The exhibition showcased technological and cultural wonders from around the world. Six million people attended the event, including Charles Darwin, Karl Marx and Charlotte Brontë. The site of the Thames Plate Glass Company is now the City Island development.
Bringing these long-forgotten histories to light is a key motivator behind Fitzrovia Noir’s various projects. Hunter told ELL: “we want to underearth these hidden histories and give people pride in their local area”. There is a block of flats on Aberfeldy Estate called Glass Blowers House, according to Hunter many locals had no knowledge that this was related to the historic glass making industry.
Fitzrovia Noir continues to highlight the forgotten industrial history of the River Lea area. Cargoes is a project currently underway which looks to examine the innovations that emerged in the 19th century during the exchange of goods between North East England and London.

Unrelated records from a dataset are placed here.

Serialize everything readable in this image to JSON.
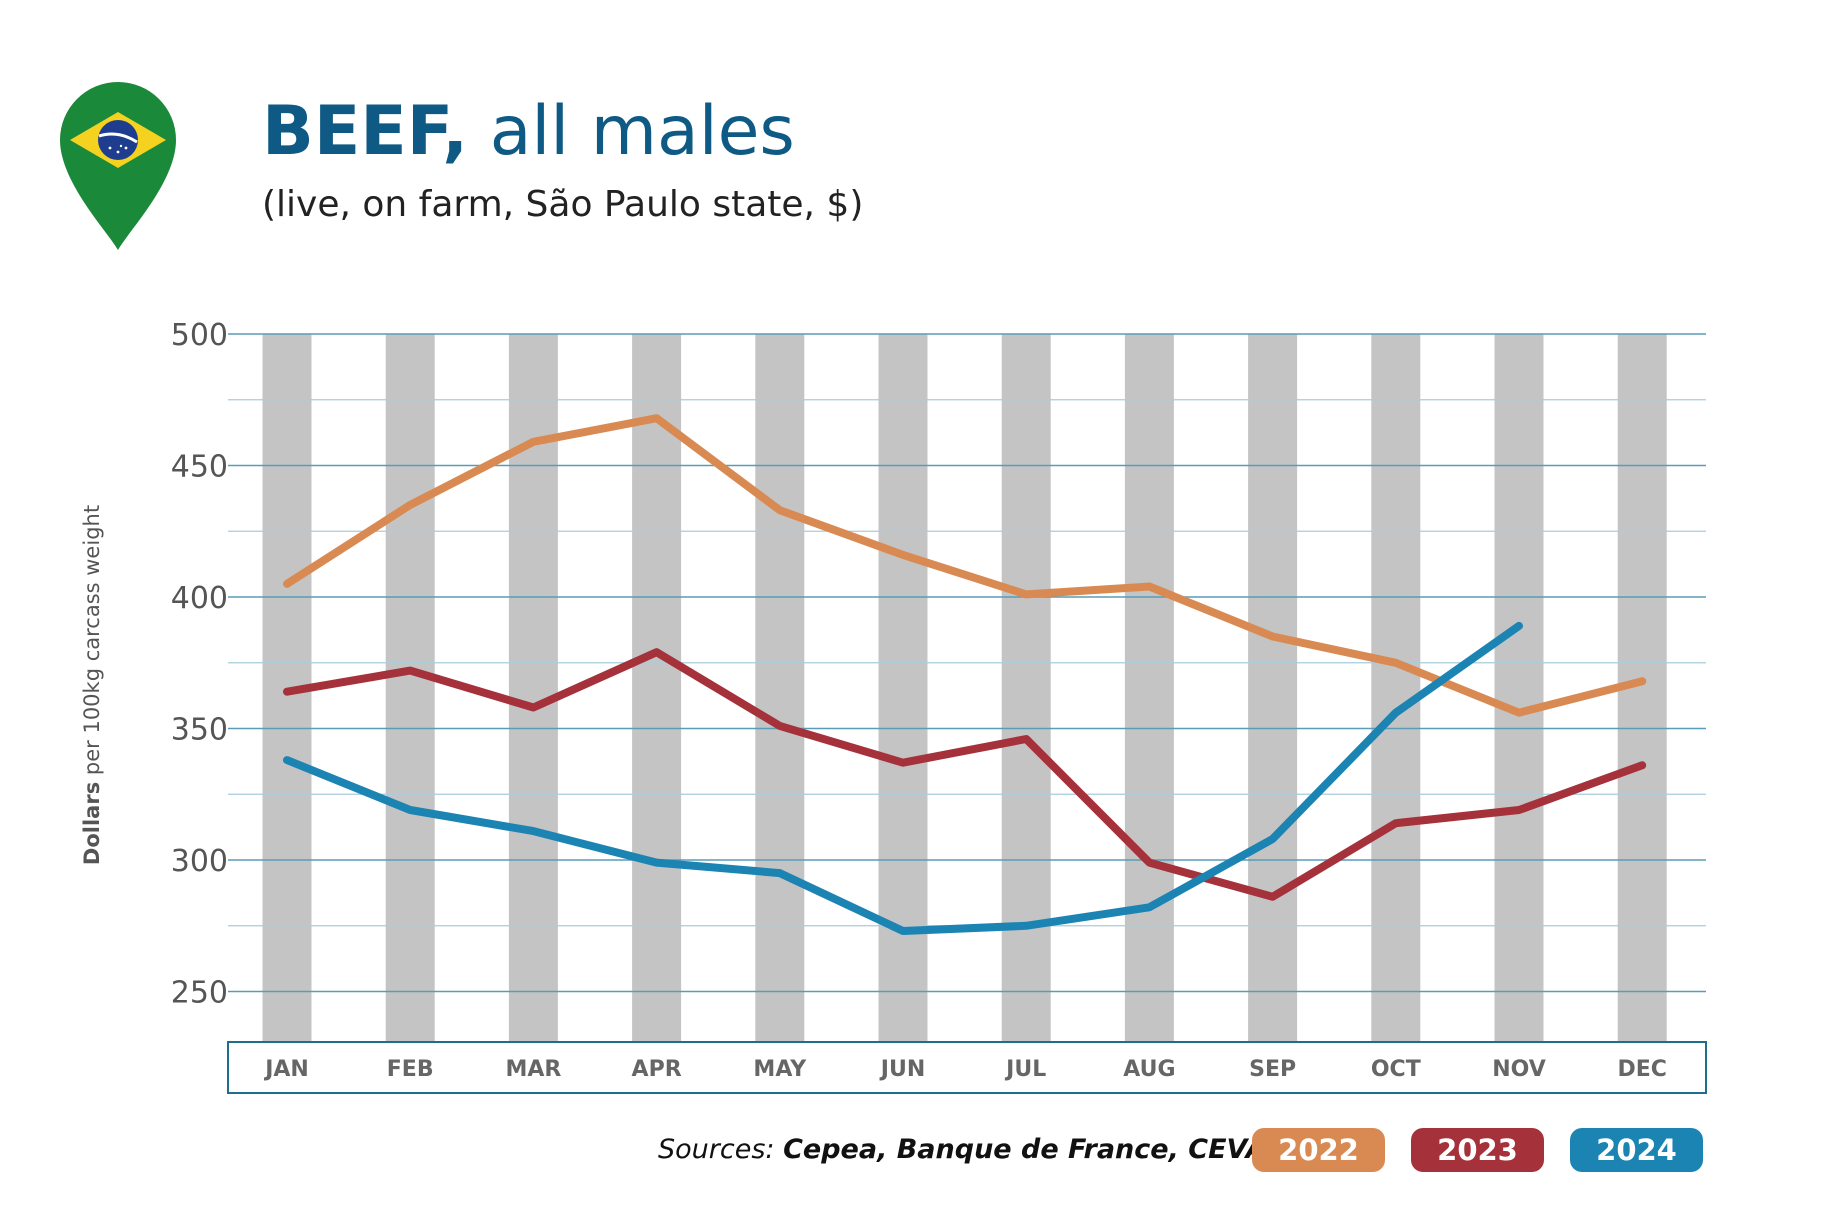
{
  "header": {
    "title_bold": "BEEF,",
    "title_rest": " all males",
    "subtitle": "(live, on farm, São Paulo state, $)",
    "icon": "brazil-flag-map-pin-icon"
  },
  "sources": {
    "prefix": "Sources: ",
    "names": "Cepea, Banque de France, CEVA"
  },
  "ylabel": {
    "bold": "Dollars",
    "rest": " per 100kg carcass weight"
  },
  "colors": {
    "2022": "#d98a52",
    "2023": "#a5313a",
    "2024": "#1b84b3",
    "axis": "#1f6e8c",
    "band": "#c4c4c4"
  },
  "chart_data": {
    "type": "line",
    "categories": [
      "JAN",
      "FEB",
      "MAR",
      "APR",
      "MAY",
      "JUN",
      "JUL",
      "AUG",
      "SEP",
      "OCT",
      "NOV",
      "DEC"
    ],
    "ylim": [
      230,
      500
    ],
    "yticks": [
      250,
      300,
      350,
      400,
      450,
      500
    ],
    "ylabel": "Dollars per 100kg carcass weight",
    "legend_position": "bottom-right",
    "series": [
      {
        "name": "2022",
        "color": "#d98a52",
        "values": [
          405,
          435,
          459,
          468,
          433,
          416,
          401,
          404,
          385,
          375,
          356,
          368
        ]
      },
      {
        "name": "2023",
        "color": "#a5313a",
        "values": [
          364,
          372,
          358,
          379,
          351,
          337,
          346,
          299,
          286,
          314,
          319,
          336
        ]
      },
      {
        "name": "2024",
        "color": "#1b84b3",
        "values": [
          338,
          319,
          311,
          299,
          295,
          273,
          275,
          282,
          308,
          356,
          389,
          null
        ]
      }
    ]
  }
}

A number of technological breakthroughs emerged during this period including the invention of the incandescent light bulb in Newcastle and the discovery of electrolysis by Michael Faraday, who’s workshop was located in Poplar. The project is supported by The Heritage Fund.
Fitzrovia Noir will be based in Aberfeldy Estate until September 2022, when the Tommy Flowers pub and Making Space studio are set to be demolished.